Filmmaker Mike Tully recognized as Distinguished Graduate in the Arts 2014

by Erin Stewart, Social Media Editor

“First off, if you aren’t consumed with a love for movies, then don’t get into the film business period.”- Michael Tully

Distinguished graduate Michael Tully is an actor and director, known for Septien(2011), the comedy, Ping Pong Summer (2014) and Cocaine Angel(2006).

Tully’s film Ping Pong Summer, which was filmed in the summer of 2012 in Ocean City Maryland, is a coming-of-age story set in the summer of 1985, about a ping pong-obsessed teenage boy on a family vacation. This film was screened at the the Sundance Film festival. It also won an“Audience Award for Best Narrative Feature Film” at the Sarasota Film Festival.

Ping Pong Summer stars Susan Sarandon, John Hannah, Lea Thompson, Amy Sedaris, Robert Longstreet and Judah Friedlander. The cast also includes young actors Marcello Conte and Andy Riddle; Marylanders Myles Massey, Joseph McCaughtry, Helena Seabrook and Maddie Howard and Ocean City local Emmi Shockley.

Tully was awarded for these achievments at the 2014 Distinguished Graduate ceremony. He graduates from Linganore in 1992 and from UMBC in 1997.  During high school he was interested in directing, but not until senior did he know he wanted to do it for the rest of his life. During his high school career he was a part of the tennis team and played basketball for a rec team.

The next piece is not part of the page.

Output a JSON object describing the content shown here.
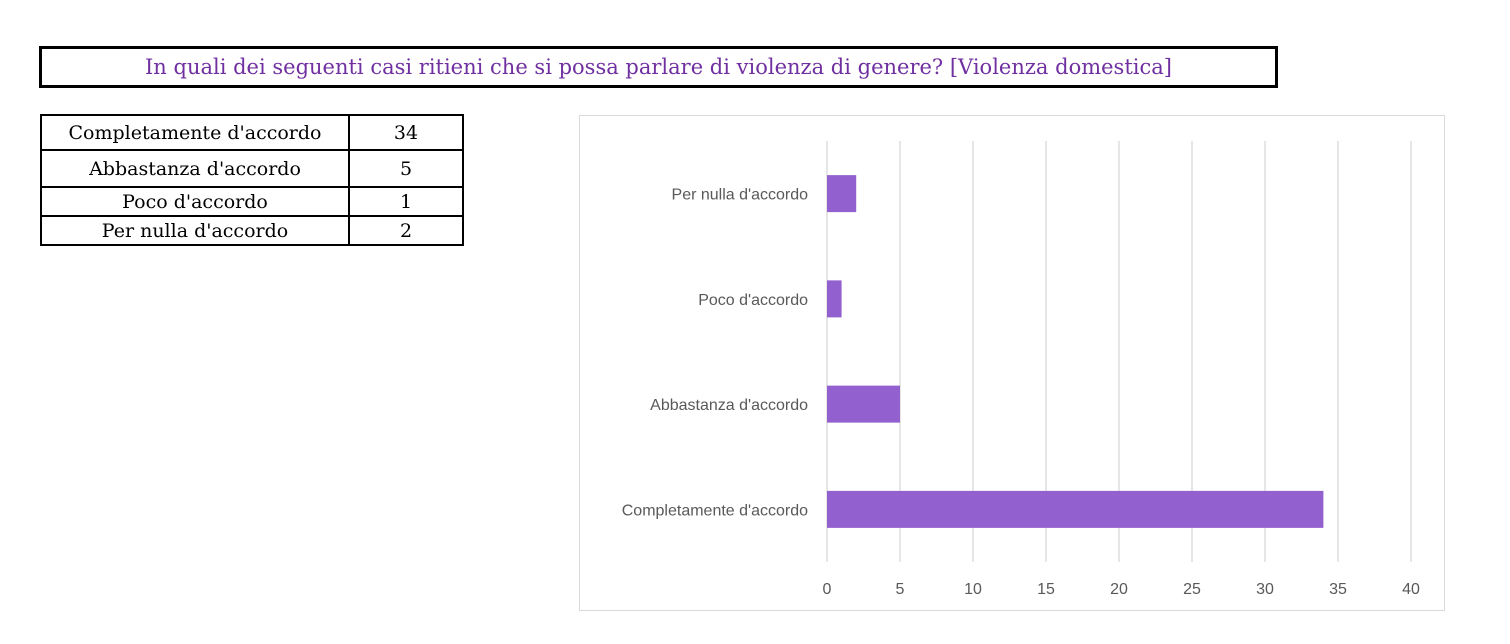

His favorite teacher, who inspired him to chase his dream is Miss Evans (now Mrs. Rebetsky). She saw promise in his writing. “It was really Mrs. Rebetsky, or Miss. Evans, as Icalled her, that led me to this successful place,” Tully said.  In addition to film, he reviews film on his blog, HammertoNail.

His recent film  Ping Pong Summer goes back to the 1980’s and brings back many of Tully’s childhood memories back to life. “I simply had a burning desire to see what would happen if I inserted my own life and obsessions as an adolescent—Ocean City, hip hop, ping pong—into the type of Hollywood comedy I grew up watching in the mid-1980s,” Tully said.

“I want to make a movie that I don’t know if it’s going to work. I want to take a risk with it. The only way it will be interesting or unique, you put a bunch of parts into a blender like tennis and basketball. It’s like these two don’t belong in a movie together and this is a sort of action against the system.” Tully added.

He was selected as one of Filmmaker Magazine’s “25 New Faces of Independent Film” in 2006.

Tully sees himself doing more movies in the future and that he wants others to hear the same advice he got when he knew he wanted to be a director. “If you do love movies and want to make them, I have two pieces of advice: Watch tons of movies and sign up to volunteer as an intern or PA on whatever productions will have you. The only way to work your way in is by working, period.”

He said, “I was never in a position to not have a ‘day job’ and therefore couldn’t intern for free on productions while living in New York. I still believe that if you aren’t putting yourself out there in whatever capacity, you’ll never find your way into the film business. Who knows, once you realize how early the mornings and long the days are, you might actually not want to get into the film business after all!”